PODIA-3D: Domain Adaptation of 3D Generative Model Across Large Domain Gap Using Pose-Preserved Text-to-Image Diffusion

Recently, significant advancements have been made in 3D generative models, however training these models across diverse domains is challenging and requires an huge amount of training data and knowledge of pose distribution. Text-guided domain adaptation methods have allowed the generator to be adapted to the target domains using text prompts, thereby obviating the need for assembling numerous data. Recently, DATID-3D presents impressive quality of samples in text-guided domain, preserving diversity in text by leveraging text-to-image diffusion.
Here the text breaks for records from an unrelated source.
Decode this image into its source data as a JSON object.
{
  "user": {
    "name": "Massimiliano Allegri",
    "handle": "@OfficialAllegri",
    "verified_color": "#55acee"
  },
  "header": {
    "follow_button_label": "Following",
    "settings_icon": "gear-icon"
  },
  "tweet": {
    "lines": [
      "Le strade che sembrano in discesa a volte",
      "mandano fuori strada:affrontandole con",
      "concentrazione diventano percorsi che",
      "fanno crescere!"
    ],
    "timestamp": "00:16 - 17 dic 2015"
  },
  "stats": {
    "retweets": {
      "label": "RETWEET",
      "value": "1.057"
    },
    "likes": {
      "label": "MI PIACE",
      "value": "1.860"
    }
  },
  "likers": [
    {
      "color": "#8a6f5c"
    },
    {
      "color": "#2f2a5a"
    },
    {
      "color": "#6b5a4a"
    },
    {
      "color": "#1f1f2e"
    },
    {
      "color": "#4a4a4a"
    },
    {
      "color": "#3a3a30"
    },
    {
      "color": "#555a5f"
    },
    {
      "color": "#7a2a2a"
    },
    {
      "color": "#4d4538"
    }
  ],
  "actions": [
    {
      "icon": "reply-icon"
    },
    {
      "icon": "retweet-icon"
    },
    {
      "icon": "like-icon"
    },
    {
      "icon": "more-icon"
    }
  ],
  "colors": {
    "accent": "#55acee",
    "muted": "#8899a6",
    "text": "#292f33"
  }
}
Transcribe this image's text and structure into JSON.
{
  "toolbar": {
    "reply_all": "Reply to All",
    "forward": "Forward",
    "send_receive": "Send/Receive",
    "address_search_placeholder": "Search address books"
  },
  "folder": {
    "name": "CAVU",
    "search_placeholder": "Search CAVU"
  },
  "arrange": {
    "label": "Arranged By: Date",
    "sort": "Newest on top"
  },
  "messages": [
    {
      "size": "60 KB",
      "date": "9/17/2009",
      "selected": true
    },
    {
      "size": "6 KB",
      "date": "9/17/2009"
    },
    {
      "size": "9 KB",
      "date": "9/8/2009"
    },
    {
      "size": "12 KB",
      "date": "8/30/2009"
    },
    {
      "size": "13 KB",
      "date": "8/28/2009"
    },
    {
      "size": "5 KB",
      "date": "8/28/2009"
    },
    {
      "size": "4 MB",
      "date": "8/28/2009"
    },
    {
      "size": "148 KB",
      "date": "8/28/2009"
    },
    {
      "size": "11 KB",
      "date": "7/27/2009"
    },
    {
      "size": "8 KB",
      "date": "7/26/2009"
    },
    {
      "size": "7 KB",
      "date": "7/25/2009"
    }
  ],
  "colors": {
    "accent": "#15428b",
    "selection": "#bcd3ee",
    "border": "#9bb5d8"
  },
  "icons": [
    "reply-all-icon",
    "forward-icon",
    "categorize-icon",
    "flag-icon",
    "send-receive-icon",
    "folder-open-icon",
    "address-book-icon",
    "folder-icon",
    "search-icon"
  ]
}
However, adapting 3D generators to domains with significant domain gaps from the source domain still remains challenging due to issues in current text-to-image diffusion models as following: 1) shape-pose trade-off in diffusion-based translation, 2) pose bias, and 3) instance bias in the target domain, resulting in inferior 3D shapes, low text-image correspondence, and low intra-domain diversity in the generated samples. To address these issues, we propose a novel pipeline called PODIA-3D, which uses pose-preserved text-to-image diffusion-based domain adaptation for 3D generative models. We construct a pose-preserved text-to-image diffusion model that allows the use of extremely high-level noise for significant domain changes. We also propose specialized-to-general sampling strategies to improve the details of the generated samples. Moreover, to overcome the instance bias, we introduce a text-guided debiasing method that improves intra-domain diversity. Consequently, our method successfully adapts 3D generators across significant domain gaps. Our qualitative results and user study demonstrates that our approach outperforms existing 3D text-guided domain adaptation methods in terms of text-image correspondence, realism, diversity of rendered images, and sense of depth of 3D shapes in the generated samples

翻译：近期，三维生成模型取得了显著进展，但在不同领域间训练这些模型仍具有挑战性，且需要大量训练数据和姿态分布知识。文本引导的领域自适应方法允许通过文本提示将生成器适配到目标领域，从而避免收集海量数据。其中，DATID-3D方法在文本引导领域展现了令人印象深刻的样本质量，通过利用文本到图像扩散保留了文本多样性。然而，由于当前文本到图像扩散模型存在以下问题，将三维生成器适配到与源领域存在显著领域差距的目标领域仍具挑战：1）基于扩散的翻译中形状-姿态的权衡；2）姿态偏差；3）目标领域的实例偏差，导致生成样本中三维形状质量低下、文本-图像对应性差且领域内多样性不足。针对这些问题，我们提出了一种名为PODIA-3D的新型流程，该流程采用基于保持姿态的文本到图像扩散实现三维生成模型的领域自适应。我们构建了保持姿态的文本到图像扩散模型，允许使用极高强度的噪声进行显著的领域变化。同时，我们还提出了从专用到通用的采样策略，以提升生成样本的细节质量。此外，为克服实例偏差，我们引入了一种文本引导的去偏方法，增强了领域内多样性。最终，我们的方法成功实现了三维生成器在显著领域差距下的自适应。定性结果与用户研究表明，在生成样本的文本-图像对应性、逼真度、渲染图像多样性以及三维形状深度感方面，我们的方法优于现有三维文本引导领域自适应方法。